Zitaten zu ersehen ist, wäre seine Lektüre aber auch noch so
manchen Wissenschaftlern anzuraten.)
Zehn der 24 Kapitel beziehen sich auf das "Erkennen" von sexuellem
Mißbrauch. Hier werden Definitionen und Formen erläutert, inhaltlich
haarsträubende Zitate von Opfern im Kindes- und Jugendalter aufgeführt,
Pseudodiskussionen über angeblich "harmlosen" Erwachsenen-Kind-Sex
entlarvt, die verschiedenen, stets erschreckenden Statistiken zur Häufigkeit
dargelegt und die Geschichte sexuellen Mißbrauchs unter anderem auch
an der Stellung der Frau in der Gesellschaft skizziert.
Im Mittelpunkt steht das kindliche Opfer. So wird hier auch erklärt
und um Verständnis geworben, warum viele von ihnen so lange schweigen.
Ihre Ängste gehen weit über die eigene Bedrohung hinaus und sind
insbesondere bei Mißbrauch durch Familienangehörige von hoher
Komplexität. Um helfen zu können, ist Deegener aber auch die
Vorstellung der unterschiedlichen Tätergruppen unverzichtbar, weil
deren Täterschaft oft ihren Anfang im eigenen, vorangegangenen Opfersein
nimmt.
Das 10. Kapitel weist ausführlich auf erste Anzeichen sowie mittel-
und langfristige Folgen von sexuellen Mißbrauch hin. Dabei wird zugleich
vor dem anderen Extrem gewarnt, allzuschnell einen Mißbrauch zu konstatieren
und ungerechtfertigte Vorverurteilungen zu treffen. Sehr hilfreich sind
im darauffolgenden Kapitel die Hinweise zur Gesprächsführung
mit mißbrauchten Kindern. Diese Seiten sollten allen Mitarbeitern
von Schulen und pädagogischen Einrichtungen zugänglich gemacht
und auf entsprechenden Konferenzen diskutiert werden.
Es folgen ebenso verbreitungswürdige Abschnitte über die
detailgenau geplanten Strategien von Mißbrauchern und was ihnen präventiv
entgegenzusetzen ist, sowie jene über die oft vorschnell mitverurteilten
Ehefrauen von mißbrauchenden Vätern und über die sich verbreitende
Angst "normaler" Väter, mit ihren Kindern zu baden.
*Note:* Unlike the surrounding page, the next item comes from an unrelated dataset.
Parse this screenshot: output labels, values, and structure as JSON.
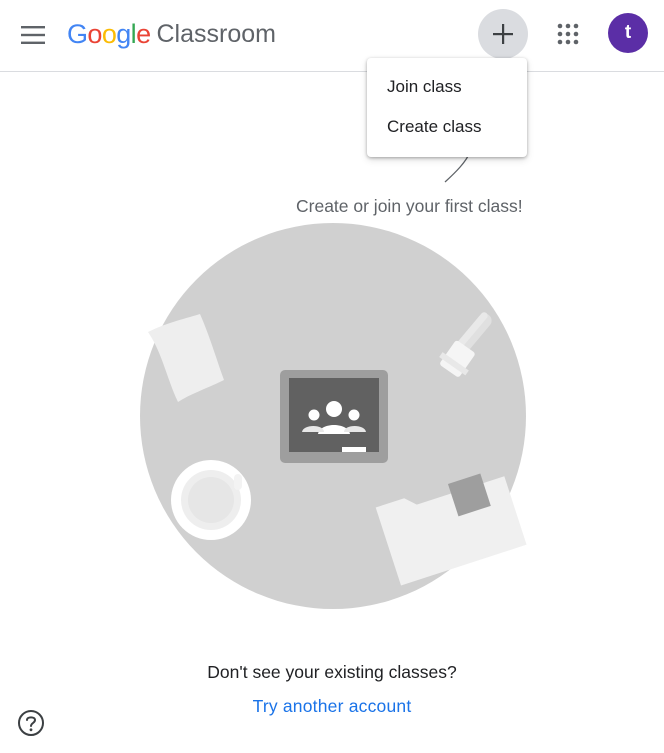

Ferner führt Deegener aus: Wenn sexuelle Mißbraucher lügen,
ist dies zum Teil "sicherlich so, wie es auch am Beispiel eines Politikers
veranschaulicht werden kann, über den in den Medien erste Verdachtsmomente
auf einen von ihm verursachten Skandal veröffentlicht werden".
Diesem nicht von Wiedererkennungseffekten freien Kapitel stellt er dann
jenes gegenüber, worin er einen bestechenden Fragekatalog zur kritischen
Selbstbetrachtung aufstellt.
So resignativ einen dann die von Staat und Gesellschaft noch längst
nicht eingelösten Forderungen nach sinnvoller Prävention stimmen,
entläßt der Autor die Leserschaft nicht, ohne sie eingehend
auf eigene konkrete Maßnahmen und auf das Für und Wider vom
Erstatten einer Anzeige hinzuweisen.
Am Ende sind entsprechende Gesetzestexte sowie umfangreiche Listen
von Anlauf- und Beratungsstellen, weiterführende Literaturempfehlungen
und Präventionsmaterialen nachzulesen.